La realidad es que, cuando uno levanta la vista, se encuentra con que Irlanda ha ganado tres de los últimos cinco torneos. Los otros dos, claro, son de la Rosa: uno con Grand Slam… lo que contribuyó seguramente a la inflación de las expectativas. Lo demás lo hizo la verborrea de Eddie Jones y el seguidismo de la crítica.

El doctor Jack Kyle, el 10 irlandés por antonomasia, a hombros de sus compañeros.

Lo que le aguarda hoy al equipo de Joe Schmidt, silencioso arquitecto de esta historia, es la posibilidad del tercer Grand Slam del Trébol. Solo el tercero desde el principio de los tiempos. El primero fue el de la Irlanda de Jack Kyle en 1948. El segundo, el de O’Driscoll y O’Gara -entre otros compinches mayores- en 2009. Ahora, Sexton busca el suyo de la mano de Murray: de aquel drop terminal en París al asalto de los Head Quarters de la Rosa. No está mal.

La medida de la dificultad del Grand Slam la resumen los números. En el océano de partidos que se han disputado desde que el torneo nació en 1883, solo 38 equipos han pescado la pieza mayor: Inglaterra tiene 13; Gales, 11; Francia, 9; Escocia, 3; Irlanda, al menos hasta hoy, solo dos. Muchos de los que se ganaron hasta mediado el siglo XX ni siquiera se conocían aún como Grand Slam: el término lo acuñó, al parecer, un desconocido corresponsal de The Times para referirse al pleno de triunfos de Inglaterra en el torneo de 1958.

Durante un cuarto de siglo, en el nacimiento del Championship, no hubo una sola victoria total.
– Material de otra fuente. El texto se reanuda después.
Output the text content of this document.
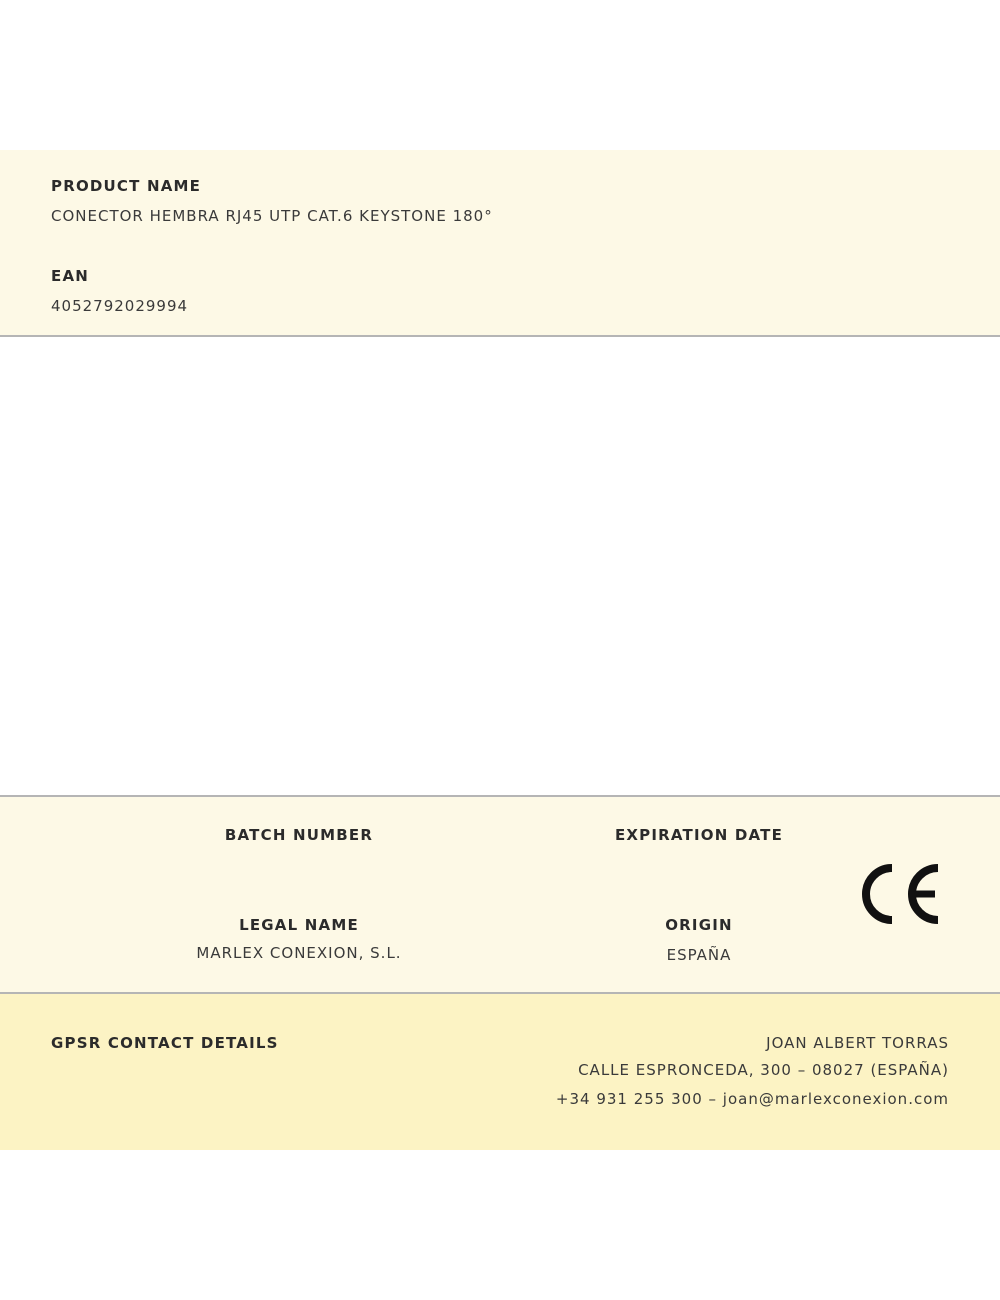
PRODUCT NAME

CONECTOR HEMBRA RJ45 UTP CAT.6 KEYSTONE 180°

EAN

4052792029994

BATCH NUMBER	EXPIRATION DATE

LEGAL NAME

MARLEX CONEXION, S.L.

ORIGIN

ESPAÑA

GPSR CONTACT DETAILS	JOAN ALBERT TORRAS

CALLE ESPRONCEDA, 300 – 08027 (ESPAÑA)

+34 931 255 300 – joan@marlexconexion.com
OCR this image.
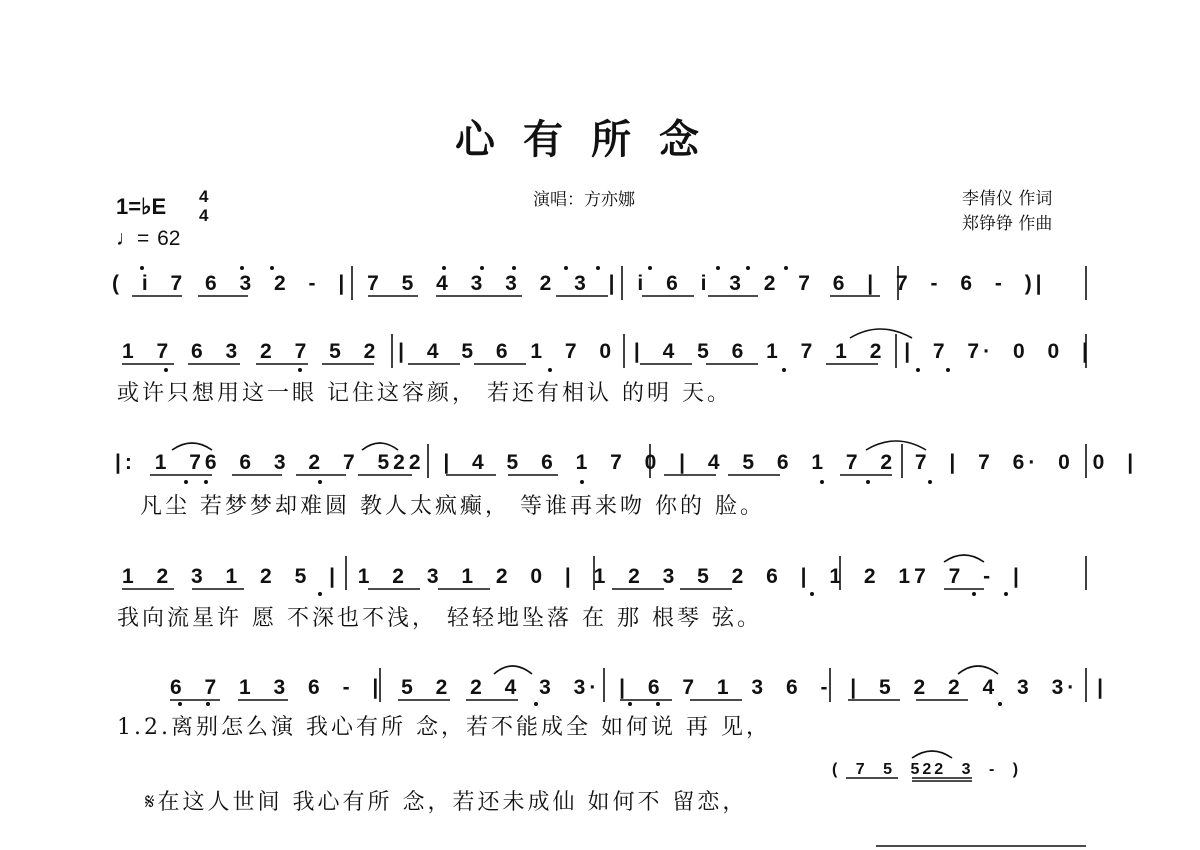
心有所念
1=♭E 4
4
♩= 62
演唱：方亦娜	李倩仪 作词
郑铮铮 作曲
( i 7 6 3 2 - | 7 5 4 3 3 2 3 | i 6 i 3 2 7 6 | 7 - 6 - )|
1 7 6 3 2 7 5 2 | 4 5 6 1 7 0 | 4 5 6 1 7 1 2 | 7 7· 0 0 |
或许只想用这一眼 记住这容颜， 若还有相认 的明 天。
|: 1 76 6 3 2 7 522 | 4 5 6 1 7 0 | 4 5 6 1 7 2 7 | 7 6· 0 0 |
凡尘 若梦梦却难圆 教人太疯癫， 等谁再来吻 你的 脸。
1 2 3 1 2 5 | 1 2 3 1 2 0 | 1 2 3 5 2 6 | 1 2 17 7 - |
我向流星许 愿 不深也不浅， 轻轻地坠落 在 那 根琴 弦。
6 7 1 3 6 - | 5 2 2 4 3 3· | 6 7 1 3 6 - | 5 2 2 4 3 3· |
1.2.离别怎么演 我心有所 念，若不能成全 如何说 再 见，
( 7 5 522 3 - )
𝄋在这人世间 我心有所 念，若还未成仙 如何不 留恋，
Las dos primeras fueron consecutivas y de Gales (1908 y 1909). La tercera, en 1911 también para los Dragones. El famoso equipo de los 70 solo ganó dos (1976 y 1978).

En la primera década del siglo XX Francia ya jugaba invitada, pero aún no integraba de forma oficial la competición. Sucedió justo en 1910. Y el primer Grand Chelem francés (expulsión y guerras mundiales de por medio) no llegó hasta 1968. Aquel año los chicos asaltaron los cielos y los hombres conquistaron el suelo: Villepreux, Greffe, los hermanos Lilian y Guy Camberabero y el patriarcal Walter Spanghero, entre otros. Después, los franceses han espolvoreado sus Chelems a lo largo del tiempo con reveladora frecuencia: uno en los 70, dos en los 80, otros tantos en los 90 y un par más entre 2000 y 2010.
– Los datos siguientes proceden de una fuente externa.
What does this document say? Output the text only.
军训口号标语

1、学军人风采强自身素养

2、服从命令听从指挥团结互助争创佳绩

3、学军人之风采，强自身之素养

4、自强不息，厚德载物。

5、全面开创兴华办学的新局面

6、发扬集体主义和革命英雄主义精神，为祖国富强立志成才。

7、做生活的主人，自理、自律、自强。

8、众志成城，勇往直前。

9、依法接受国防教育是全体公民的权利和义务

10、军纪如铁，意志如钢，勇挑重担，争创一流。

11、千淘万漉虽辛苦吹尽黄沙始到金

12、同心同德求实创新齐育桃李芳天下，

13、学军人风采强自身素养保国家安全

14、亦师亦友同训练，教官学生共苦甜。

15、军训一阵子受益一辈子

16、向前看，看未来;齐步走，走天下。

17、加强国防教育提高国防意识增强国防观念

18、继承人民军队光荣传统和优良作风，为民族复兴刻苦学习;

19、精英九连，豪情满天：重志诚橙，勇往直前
Francia, en el partido en Cardiff en el que ganó su primer Grand Slam en 1968.

Pero la historia de los Grand Slams también incluye los fracasos: cuando un equipo llega al último partido en condiciones de ganarlo y sale del choque emplumado por el rival. Porque en el 6 Naciones, todo el mundo se juega algo: llamémoslo honor, llamémoslo orgullo, llamémoslo un odio más o menos deportivo, más o menos histórico/político por la nación a la que representa la camiseta de enfrente.

Si esa camiseta es la inglesa, conviene no engañarse, todos quieren ganar un poco más. Bastante más.

Si en la semana del partido aparece un vídeo con el entrenador rival llamándote «scummy irish», el fervor se convierte en espumarajo. La tribu quiere gloria. No será improbable que también quiera sangre. Metafórica. O no.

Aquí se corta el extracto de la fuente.